In the maven virtual registries, we started with the design that the virtual registry would see file requests going through. These file requests would be replied with whatever the upstream have.

In the maven packages world, a package pull is not a single file download. Instead multiple files are downloaded from the target registry. Among them, clients can ask for digests of a given file. For example, .pom and .pom.sha1 are two files that can be requested.

Given the virtual registry initial design, digests requests are treated as file requests. Thus, they are pulled from the upstream and stored in object storage. These interactions adds latency to requests.

Now, during the implementation, we started seeing technical challenges on the amount of data to store. To ease this aspect, we decided to split the data by package formats. In other words, cached responses for maven packages live in their own table that is completely separated from other package formats.

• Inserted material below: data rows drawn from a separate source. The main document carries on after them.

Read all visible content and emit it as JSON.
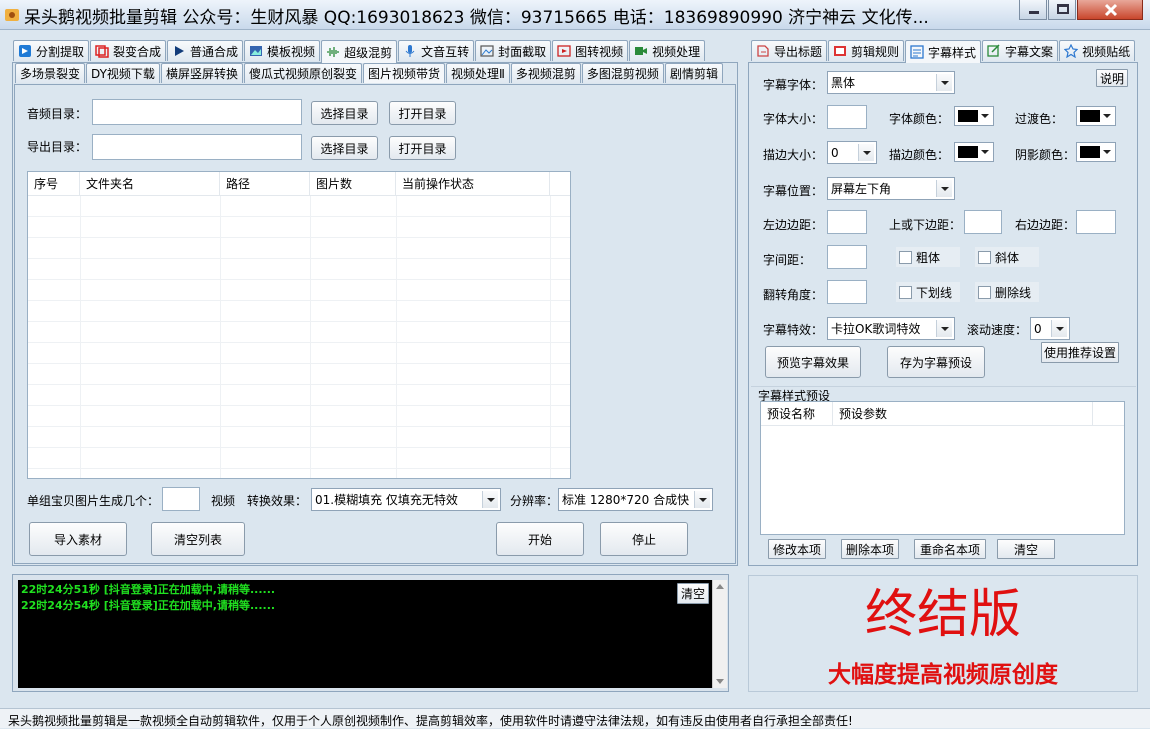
{
  "window": {
    "title": "呆头鹅视频批量剪辑 公众号：生财风暴 QQ:1693018623 微信：93715665 电话：18369890990 济宁神云 文化传..."
  },
  "main_tabs": [
    {
      "label": "分割提取",
      "icon": "split-icon"
    },
    {
      "label": "裂变合成",
      "icon": "fission-icon"
    },
    {
      "label": "普通合成",
      "icon": "play-icon"
    },
    {
      "label": "模板视频",
      "icon": "template-icon"
    },
    {
      "label": "超级混剪",
      "icon": "audio-wave-icon"
    },
    {
      "label": "文音互转",
      "icon": "microphone-icon"
    },
    {
      "label": "封面截取",
      "icon": "image-icon"
    },
    {
      "label": "图转视频",
      "icon": "video-icon"
    },
    {
      "label": "视频处理",
      "icon": "video-process-icon"
    }
  ],
  "sub_tabs": [
    "多场景裂变",
    "DY视频下载",
    "横屏竖屏转换",
    "傻瓜式视频原创裂变",
    "图片视频带货",
    "视频处理Ⅱ",
    "多视频混剪",
    "多图混剪视频",
    "剧情剪辑"
  ],
  "form": {
    "audio_dir_label": "音频目录：",
    "audio_dir_value": "",
    "export_dir_label": "导出目录：",
    "export_dir_value": "",
    "select_dir": "选择目录",
    "open_dir": "打开目录"
  },
  "table": {
    "columns": [
      "序号",
      "文件夹名",
      "路径",
      "图片数",
      "当前操作状态"
    ],
    "rows": []
  },
  "options": {
    "per_group_label": "单组宝贝图片生成几个：",
    "per_group_value": "",
    "video_label": "视频",
    "effect_label": "转换效果：",
    "effect_value": "01.模糊填充 仅填充无特效",
    "resolution_label": "分辨率：",
    "resolution_value": "标准 1280*720 合成快"
  },
  "actions": {
    "import": "导入素材",
    "clear": "清空列表",
    "start": "开始",
    "stop": "停止"
  },
  "log": {
    "clear": "清空",
    "lines": [
      "22时24分51秒 [抖音登录]正在加载中,请稍等......",
      "22时24分54秒 [抖音登录]正在加载中,请稍等......"
    ]
  },
  "right_tabs": [
    {
      "label": "导出标题",
      "icon": "export-title-icon"
    },
    {
      "label": "剪辑规则",
      "icon": "rules-icon"
    },
    {
      "label": "字幕样式",
      "icon": "subtitle-style-icon"
    },
    {
      "label": "字幕文案",
      "icon": "subtitle-text-icon"
    },
    {
      "label": "视频贴纸",
      "icon": "sticker-icon"
    }
  ],
  "subtitle": {
    "help": "说明",
    "font_label": "字幕字体：",
    "font_value": "黑体",
    "size_label": "字体大小：",
    "size_value": "",
    "font_color_label": "字体颜色：",
    "transition_color_label": "过渡色：",
    "stroke_size_label": "描边大小：",
    "stroke_size_value": "0",
    "stroke_color_label": "描边颜色：",
    "shadow_color_label": "阴影颜色：",
    "position_label": "字幕位置：",
    "position_value": "屏幕左下角",
    "left_margin_label": "左边边距：",
    "updown_margin_label": "上或下边距：",
    "right_margin_label": "右边边距：",
    "spacing_label": "字间距：",
    "bold": "粗体",
    "italic": "斜体",
    "rotate_label": "翻转角度：",
    "underline": "下划线",
    "strikethrough": "删除线",
    "effect_label": "字幕特效：",
    "effect_value": "卡拉OK歌词特效",
    "scroll_label": "滚动速度：",
    "scroll_value": "0",
    "preview": "预览字幕效果",
    "save_preset": "存为字幕预设",
    "use_recommended": "使用推荐设置",
    "preset_title": "字幕样式预设",
    "preset_columns": [
      "预设名称",
      "预设参数"
    ],
    "modify": "修改本项",
    "delete": "删除本项",
    "rename": "重命名本项",
    "clear": "清空"
  },
  "banner": {
    "title": "终结版",
    "subtitle": "大幅度提高视频原创度"
  },
  "status_bar": "呆头鹅视频批量剪辑是一款视频全自动剪辑软件，仅用于个人原创视频制作、提高剪辑效率，使用软件时请遵守法律法规，如有违反由使用者自行承担全部责任!",
  "colors": {
    "panel_bg": "#dbe6ef",
    "log_text": "#20e020",
    "banner_red": "#e01010",
    "swatch": "#000000"
  }
}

As such, cached responses can have custom columns or data that the maven format requires.

🚒 Solution

Given that we have dedicated tables, we can apply what we have been doing in the maven package registry:

  • Have columns in cached responses to store digests.
  • When a file is uploaded, read the digests that workhorse is giving along with the upload and store these in the correct column.
  • When a digest is requested, locate the cached response of the related file and return the correct digest column.
  • Do not ask digests to upstream and do not put them on object storage.

This should lower the amount of object storage interactions and upstream interactions.